There is a growing chasm between the practice of dentistry in the U.S. and the oral health needs of the nation, according to a recent study “The Growing Challenge of Health Care in America” published in the September 5 issue of Health Affairs.
The researchers report that, while the dental professions have flourished, there is “abundant evidence that a sizable segment of the population does not have access to oral health care” and that the dental safety net is “poorly defined and underdeveloped.” The article examines the oral health workforce and trends in dental care delivery in relation to the physician workforce and trends in medicine.
“The practice of dentistry has improved, becoming more lucrative and less time-consuming,” said Elizabeth Mertz, MPA, lead author and project director at the UCSF Center for Health Professions. “In comparison to physicians, dentists work more independently, have a higher rate of solo practice, and in some cases their earnings have surpassed the net income of physicians,” Mertz explained.
“But, while dentistry appears to remain a “cottage industry” fighting incorporation into larger systems of managed care and capitated payments that have permeated medical groups,” she said, “our study found that both the dentist-to-population ratio and the average number patient care hours of dentists have been declining,” Mertz said.
There are approximately 150,000 clinically active dentists in the United States. Although the number of dentists has been increasing for the past 20 years, the growth has leveled off in comparison to the growth in the U.S. population, resulting in a decreasing dentist-to-population ratio: 58.41 per 100,000 in 1996. (In 1990, there were nearly 60 dentists per 100,000 population.) The physician-to-patient ratio currently stands at 286 per 100,000, and between 1960 and 1998, the physician population grew by 198.6 percent. In addition, the dentist workforce is aging, and a good portion of them will reach retirement age in the next decade. There are fewer young dentists in practice, and few dentists working past the age of 65.
In addition, the study found that gender, age and racial composition of the dental workforce does not match that of the general population, and is even more misaligned than the physician workforce. For instance, in a contrast of the racial composition of the U.S. population in 2000 with the dental and physician practice community and the entering dental and medical student population in 1999, the racial/ethnic distribution of the dental workforce is among the least diverse of health professions. Approximately 13 percent of dentists are non-white, compared to 22 percent of physicians and 28 percent of the population. African Americans, Hispanics and Native Americans are generally considered to be underrepresented minorities (URM) in the health professions.
Dentistry has a 6.8 percent URM compared to 8.5 percent of physicians and 24.8 percent of the population. First year dental students in 1999 were 34 percent non-white. However, just 10.2 percent of the students in the entering class were URMs. In medicine, 36 percent of the first year students in 1998 were non-white and 14 percent were URMs.
The study found that on average, 63.7 percent of patients are covered by private insurance, 5.7 percent by public insurance and 30.6 percent are uninsured. In 1998, 53.8 billion private dollars were spent on dental services, nearly 50 percent as out of pocket payments.
“Despite much recent activity at the federal level documenting disparities in oral health and access to care, we have found that the dental public health system provides little funding for prevention or oral health care of the underserved,” said co-author Edward O’Neil, MPA, PhD, director of the UCSF Center for the Health Professions and professor of family and community medicine and dental public health.
The authors conclude that only by moving beyond the existing systems of finance, reorganizing systems of dental practice, and utilizing dental professionals in new and innovative ways will the system be able to address the unmet health needs of underserved populations.

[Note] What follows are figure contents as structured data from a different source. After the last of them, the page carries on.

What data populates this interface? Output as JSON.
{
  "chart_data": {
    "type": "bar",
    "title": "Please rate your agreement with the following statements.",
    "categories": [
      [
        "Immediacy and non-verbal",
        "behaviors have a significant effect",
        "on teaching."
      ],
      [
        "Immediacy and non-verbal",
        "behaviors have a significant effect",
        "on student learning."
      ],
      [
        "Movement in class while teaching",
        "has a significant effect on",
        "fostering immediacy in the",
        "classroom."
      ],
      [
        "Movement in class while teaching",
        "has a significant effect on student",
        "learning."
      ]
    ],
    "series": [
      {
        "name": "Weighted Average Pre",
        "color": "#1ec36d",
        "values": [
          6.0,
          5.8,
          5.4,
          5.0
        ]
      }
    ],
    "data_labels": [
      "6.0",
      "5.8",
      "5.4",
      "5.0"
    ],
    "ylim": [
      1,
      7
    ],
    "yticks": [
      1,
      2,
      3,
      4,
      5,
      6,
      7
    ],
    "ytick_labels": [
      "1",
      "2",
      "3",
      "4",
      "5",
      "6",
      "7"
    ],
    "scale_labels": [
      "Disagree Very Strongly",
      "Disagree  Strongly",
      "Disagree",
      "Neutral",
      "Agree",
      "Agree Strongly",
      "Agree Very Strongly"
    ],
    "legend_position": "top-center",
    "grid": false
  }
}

## The USCF study recommends the following alternatives:
* Expand alternative organization structures for providing care such as public dental clinics or through the use of dental vans and mobile dental services;
* Educate the underserved populations about new programs in oral health to boost participation in existing and new programs;
* Expand and integrate oral health care services within primary health care facilities to reach a broader population base;
* Develop a multidisciplinary approach to oral health through the use of the public health system professionals and social workers;
* Expand independent practice for hygienists and assistants;
* Develop new dental school strategies for recruitment and retention of professionals from the underserved communities;
* Focus more effort on program evaluation, concentrating on cost-effectiveness and patient outcomes.
Funding for the study was provided by the California HealthCare Foundation and the Bureau of Health Professions.